Their findings could lead the way to development of superior computers and electronics. Results from their work in KU's Ultrafast Laser Lab will be published in the September issue of Nature Physics, a leading peer-reviewed journal, and was posted online in early August.
Zhao and Werake research spin-based electronics, dubbed "spintronics."
"The goal is to replace everything — from computers to memory devices — to have higher performance and less energy consumption," said Zhao.
The KU investigator said that future advancements to microchips would require a different approach for transmitting the sequences of ones and zeros that make up digital information.

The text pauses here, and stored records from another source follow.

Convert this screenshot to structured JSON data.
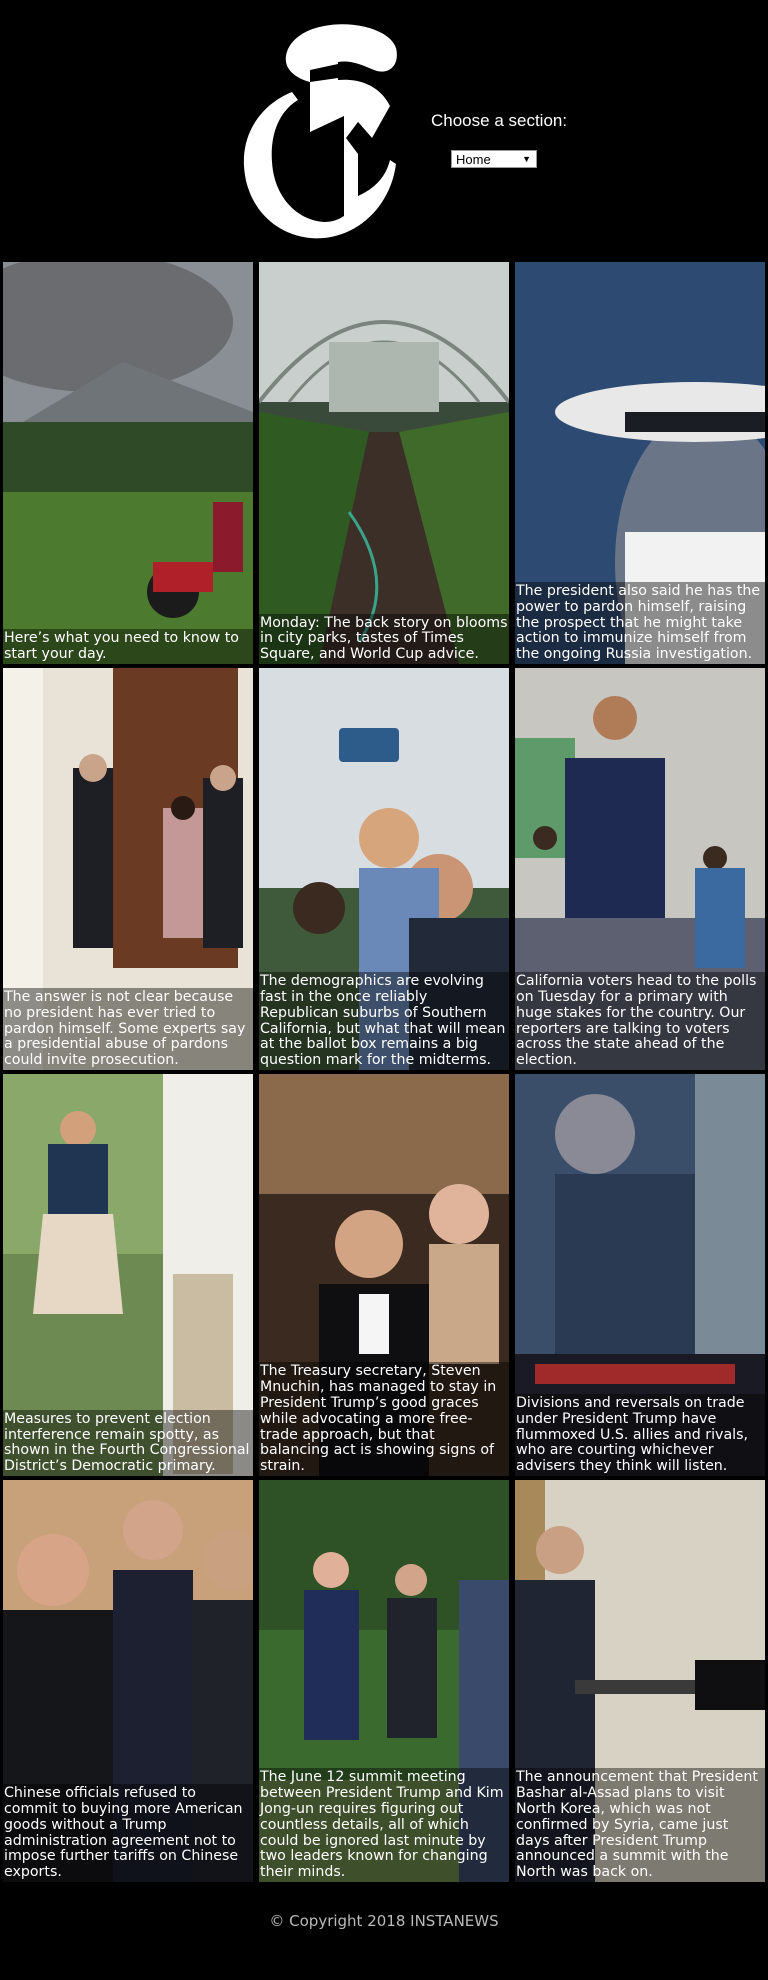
{
  "header": {
    "logo_glyph": "T",
    "section_prompt": "Choose a section:",
    "section_select": {
      "selected": "Home"
    }
  },
  "articles": [
    {
      "caption": "Here’s what you need to know to start your day.",
      "image": "volcano-motorbike-photo"
    },
    {
      "caption": "Monday: The back story on blooms in city parks, tastes of Times Square, and World Cup advice.",
      "image": "greenhouse-photo"
    },
    {
      "caption": "The president also said he has the power to pardon himself, raising the prospect that he might take action to immunize himself from the ongoing Russia investigation.",
      "image": "officer-cap-photo"
    },
    {
      "caption": "The answer is not clear because no president has ever tried to pardon himself. Some experts say a presidential abuse of pardons could invite prosecution.",
      "image": "people-by-door-photo"
    },
    {
      "caption": "The demographics are evolving fast in the once reliably Republican suburbs of Southern California, but what that will mean at the ballot box remains a big question mark for the midterms.",
      "image": "selfie-group-photo"
    },
    {
      "caption": "California voters head to the polls on Tuesday for a primary with huge stakes for the country. Our reporters are talking to voters across the state ahead of the election.",
      "image": "candidate-classroom-photo"
    },
    {
      "caption": "Measures to prevent election interference remain spotty, as shown in the Fourth Congressional District’s Democratic primary.",
      "image": "woman-waving-photo"
    },
    {
      "caption": "The Treasury secretary, Steven Mnuchin, has managed to stay in President Trump’s good graces while advocating a more free-trade approach, but that balancing act is showing signs of strain.",
      "image": "tuxedo-event-photo"
    },
    {
      "caption": "Divisions and reversals on trade under President Trump have flummoxed U.S. allies and rivals, who are courting whichever advisers they think will listen.",
      "image": "reflection-city-photo"
    },
    {
      "caption": "Chinese officials refused to commit to buying more American goods without a Trump administration agreement not to impose further tariffs on Chinese exports.",
      "image": "officials-meeting-photo"
    },
    {
      "caption": "The June 12 summit meeting between President Trump and Kim Jong-un requires figuring out countless details, all of which could be ignored last minute by two leaders known for changing their minds.",
      "image": "leaders-walking-photo"
    },
    {
      "caption": "The announcement that President Bashar al-Assad plans to visit North Korea, which was not confirmed by Syria, came just days after President Trump announced a summit with the North was back on.",
      "image": "credentials-handover-photo"
    }
  ],
  "footer": {
    "copyright": "© Copyright 2018 INSTANEWS"
  }
}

"We have been using the charge of the electron for several decades," said Zhao. "But right now the size of each device is just 30 to 50 nanometers, and you don't have many atoms remaining on that tiny scale. We can't continue that way anymore because we're hitting a fundamental limit."

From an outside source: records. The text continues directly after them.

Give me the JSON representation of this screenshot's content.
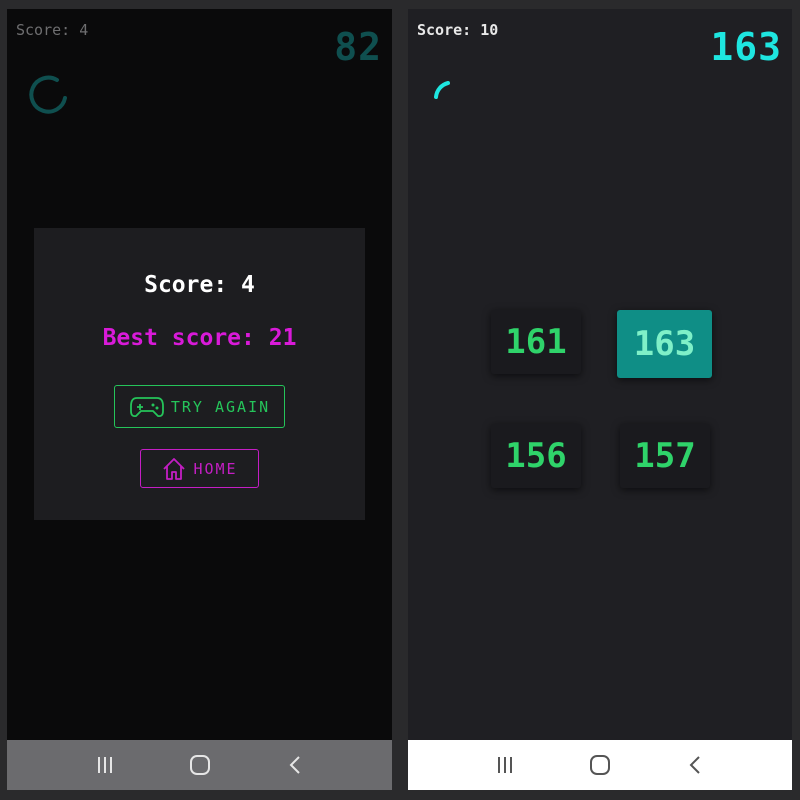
{
  "left_screen": {
    "score_label": "Score: 4",
    "target_number": "82",
    "dialog": {
      "score_text": "Score: 4",
      "best_score_text": "Best score: 21",
      "try_again_label": "TRY AGAIN",
      "home_label": "HOME"
    },
    "timer_progress": 0.7,
    "navbar_icons": [
      "recent-apps-icon",
      "home-icon",
      "back-icon"
    ]
  },
  "right_screen": {
    "score_label": "Score: 10",
    "target_number": "163",
    "timer_progress": 0.15,
    "choices": [
      {
        "value": "161",
        "selected": false
      },
      {
        "value": "163",
        "selected": true
      },
      {
        "value": "156",
        "selected": false
      },
      {
        "value": "157",
        "selected": false
      }
    ],
    "navbar_icons": [
      "recent-apps-icon",
      "home-icon",
      "back-icon"
    ]
  },
  "colors": {
    "green_accent": "#25c45a",
    "magenta_accent": "#c41ec4",
    "cyan_accent": "#1ee6e0",
    "dark_teal": "#0f4f4f",
    "selected_tile": "#0f8e86"
  }
}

Instead of using the presence or absence of electronic charges, spintronics relies on the direction of an electron's rotation to convey data.
"Roughly speaking, an electron can be viewed as a tiny ball that spins like a baseball," said Zhao. "The difference is that a baseball can spin at any speed, but an electron can only spin at a certain speed — either counterclockwise or clockwise. Therefore, we can use one spin state to represent 'zero' and another to represent 'one.' Because a single electron can carry this information, this takes much less time and much less energy."

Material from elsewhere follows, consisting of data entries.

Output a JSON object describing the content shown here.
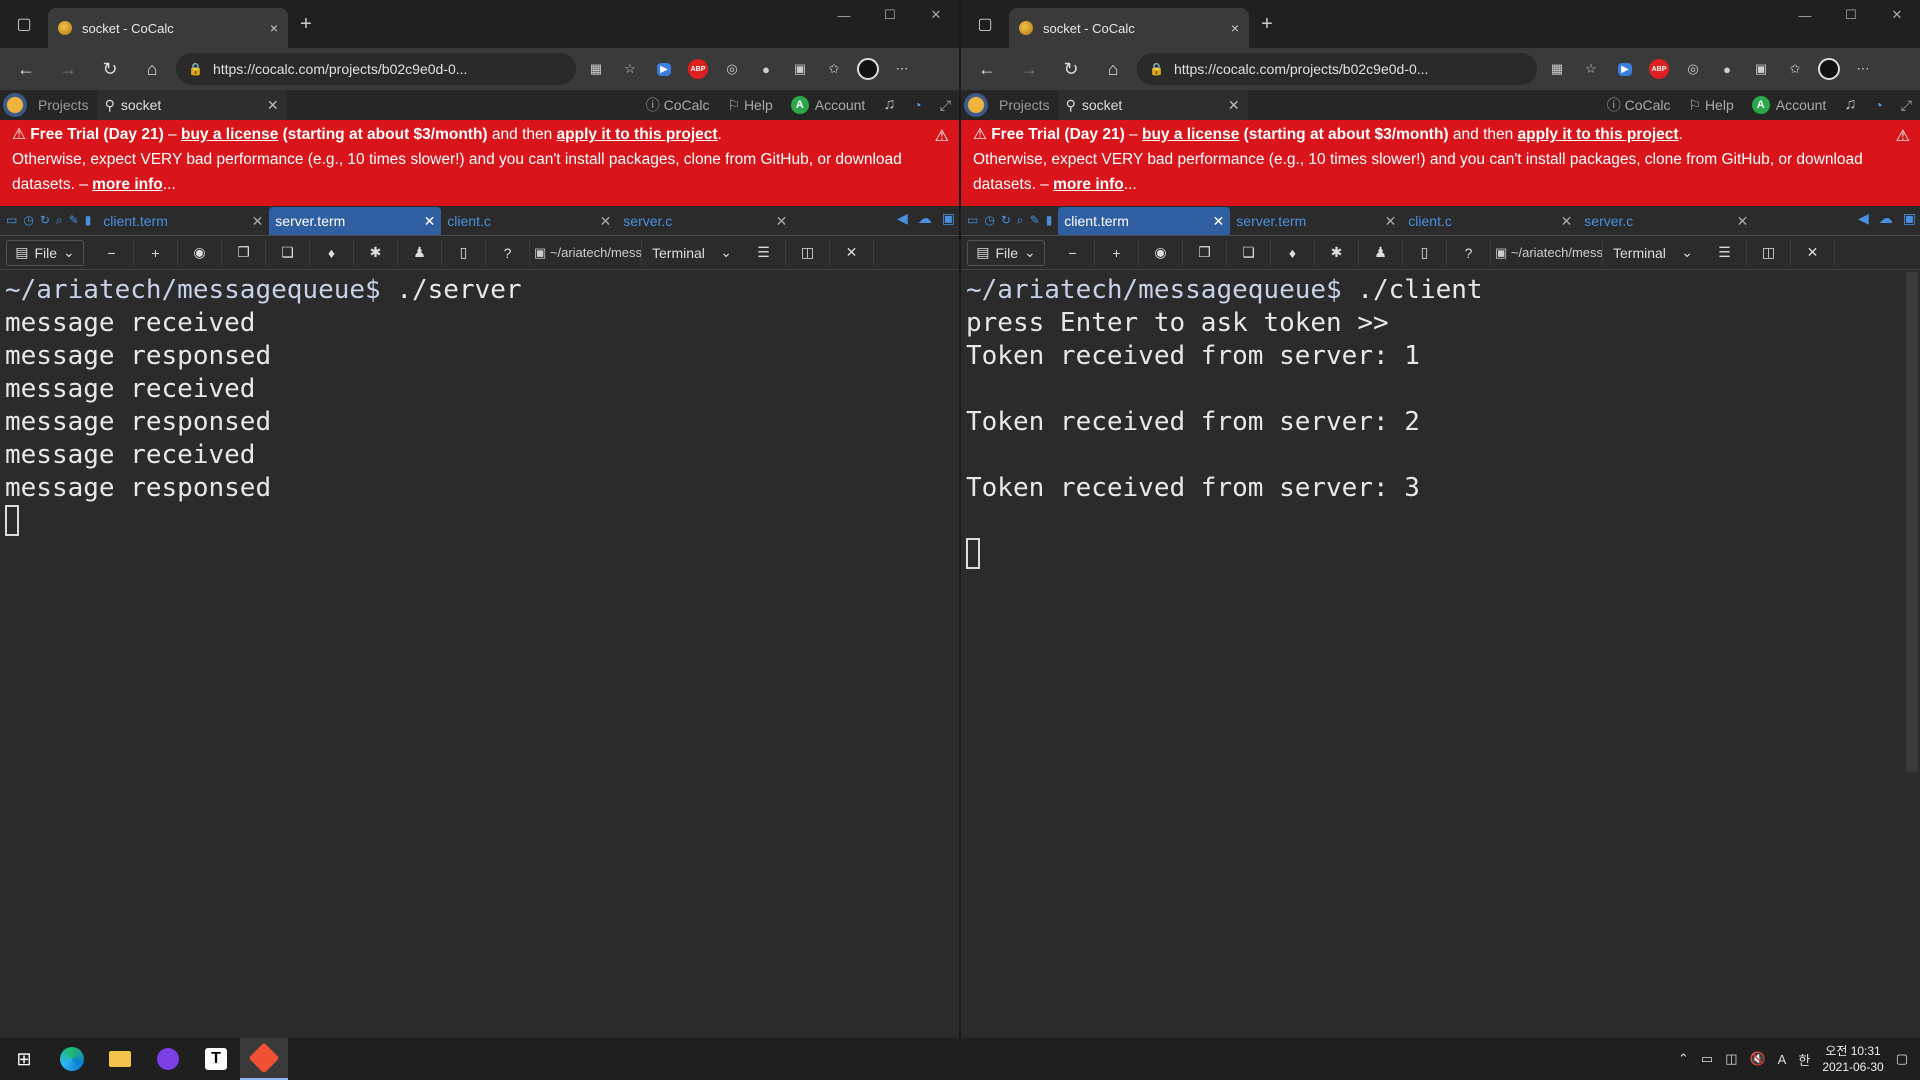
{
  "browser": {
    "tab_title": "socket - CoCalc",
    "close_glyph": "×",
    "new_tab_glyph": "+",
    "url": "https://cocalc.com/projects/b02c9e0d-0..."
  },
  "cocalc": {
    "projects_label": "Projects",
    "project_name": "socket",
    "cocalc_label": "CoCalc",
    "help_label": "Help",
    "account_label": "Account",
    "account_initial": "A"
  },
  "banner": {
    "lead": "Free Trial (Day 21)",
    "dash1": " – ",
    "buy_link": "buy a license",
    "price": " (starting at about $3/month)",
    "and_then": " and then ",
    "apply_link": "apply it to this project",
    "period": ".",
    "line2": "Otherwise, expect VERY bad performance (e.g., 10 times slower!) and you can't install packages, clone from GitHub, or download",
    "line3_prefix": "datasets. – ",
    "more_info": "more info",
    "ellipsis": "..."
  },
  "file_tabs": {
    "client_term": "client.term",
    "server_term": "server.term",
    "client_c": "client.c",
    "server_c": "server.c"
  },
  "toolbar": {
    "file_label": "File",
    "path": "~/ariatech/mess",
    "mode": "Terminal"
  },
  "left_terminal": {
    "prompt": "~/ariatech/messagequeue$",
    "command": " ./server",
    "lines": [
      "message received",
      "message responsed",
      "message received",
      "message responsed",
      "message received",
      "message responsed"
    ]
  },
  "right_terminal": {
    "prompt": "~/ariatech/messagequeue$",
    "command": " ./client",
    "line1": "press Enter to ask token >>",
    "line2": "Token received from server: 1",
    "line3": "Token received from server: 2",
    "line4": "Token received from server: 3"
  },
  "taskbar": {
    "typora_letter": "T",
    "ime_a": "A",
    "ime_han": "한",
    "time": "오전 10:31",
    "date": "2021-06-30"
  },
  "colors": {
    "banner_red": "#d9151b",
    "active_tab_blue": "#2f5fa0",
    "link_blue": "#4a90e2"
  }
}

However, one major hurdle for spintronics researchers has been the difficulty in detecting the flow of spinning electrons in real time.
"We haven't been able to monitor the velocity of those spinning electrons, but velocity is associated with the spin current," Zhao said. "So there's been no way to directly detect the spin current so far."
The discovery by Zhao and Werake changes that.
The KU researchers have discovered that shining a laser beam on a piece of semiconductor generates different color lights if the spinning electrons are flowing, and the brightness of the new light is related to the strength of the spin current.
The optical effect, known as "second-harmonic generation," can monitor spin-current in real time without altering the current itself. Zhao compares his new method with a police officer's radar gun, which tracks a car's speed as it passes.
This vastly improves upon spin-current analysis now in use, which the KU researcher says is akin to analyzing still photographs to determine a car's speed, long after the car has sped away.
"Spintronics is still in the research phase, and we hope that this new technology can be used in labs to look at problems that interest researchers," said Zhao. "As spintronics become industrialized, we expect this could become a routine technique to check the quality of devices, for example."